The Kim Jong Il regime has always enjoyed a higher degree of uncoerced mass support than the outside world is willing to recognize.
They say time flows like a river, and indeed, a year had somehow already been borne past as if on a swift current. Soon it would dawn on a new year, Juche 86 (1997). The drizzle that had begun the day before showed signs of abating, only to turn into an untidy downpour. In the unseasonal rain the earth, which was usually frozen rock-solid at this time of year, now squelched underfoot. Having given on-the-spot guidance and inspections to the People’s Army troops right up until the end of the year, the Great Ruler Kim Jong Il had a short while before returned to his desk and, without a moment’s rest, set about reading the manuscript of the collectively-penned editorial that would be printed in the new year’s party, military and youth newspapers.13
While Kim Il Sung was and still is associated in the arts with sunshine and blue skies, his son is often pictured in inclement weather, or standing on the seashore as waves crash against the rocks. In “Transition,” too, he is introduced amidst references to mud and rain—a reminder that he faces even more challenging circumstances than his father did.
It had been a hard year. The continuation of the imperialists’ political and economic blockade, and, on the world’s stage, war and strife, starvation and extreme poverty, historically unprecedented oppression threatening all mankind—it had been a year in which these things had enveloped the earth like a black cloud.14
Note that blame for the republic’s problems is placed on factors beyond Kim’s control: the imperialist blockade and a worldwide increase in general misery. Significant is also the implication that things are worse in other countries. (The official media have always made much of the worst famines and natural disasters in Africa and elsewhere.)

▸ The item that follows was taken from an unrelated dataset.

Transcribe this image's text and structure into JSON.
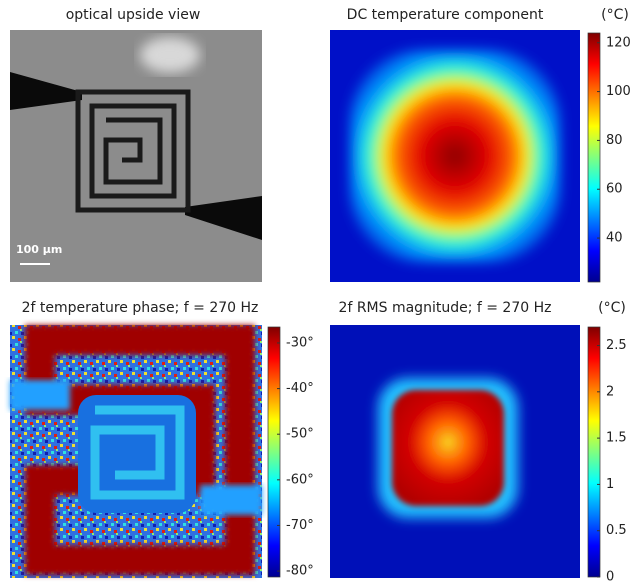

Enter the Watson-like sidekick, a fixture of all stories of this kind. Kyŏng’u, a party official, has just returned from a fact-finding trip to the countryside. Knowing that the Dear Leader prizes honesty above all else, he reveals that while the state expects regions to supply their own fertilizer, “the actual results … fall far short of the plan.”15
Kim Jong Il responds:
“Long ago the Leader [i.e. Kim Il Sung] was already calling agriculture the foundation of the universe … But we have not farmed well in recent years, and we have failed to implement his teachings properly. To make matters worse, we have suffered damages from floods and drought, so that now the people are enduring difficulty because of the food problem. But still no one complains. Even while eating gruel they are steadfastly surmounting difficulties. They’re worried they might otherwise cause me pain, you see. When I think how much the Leader wanted to give our people white rice and meat soup, I find it hard to bear …”
“We have not properly taken on the work you gave us to do, General,” Kyŏng’u said as he hung his head.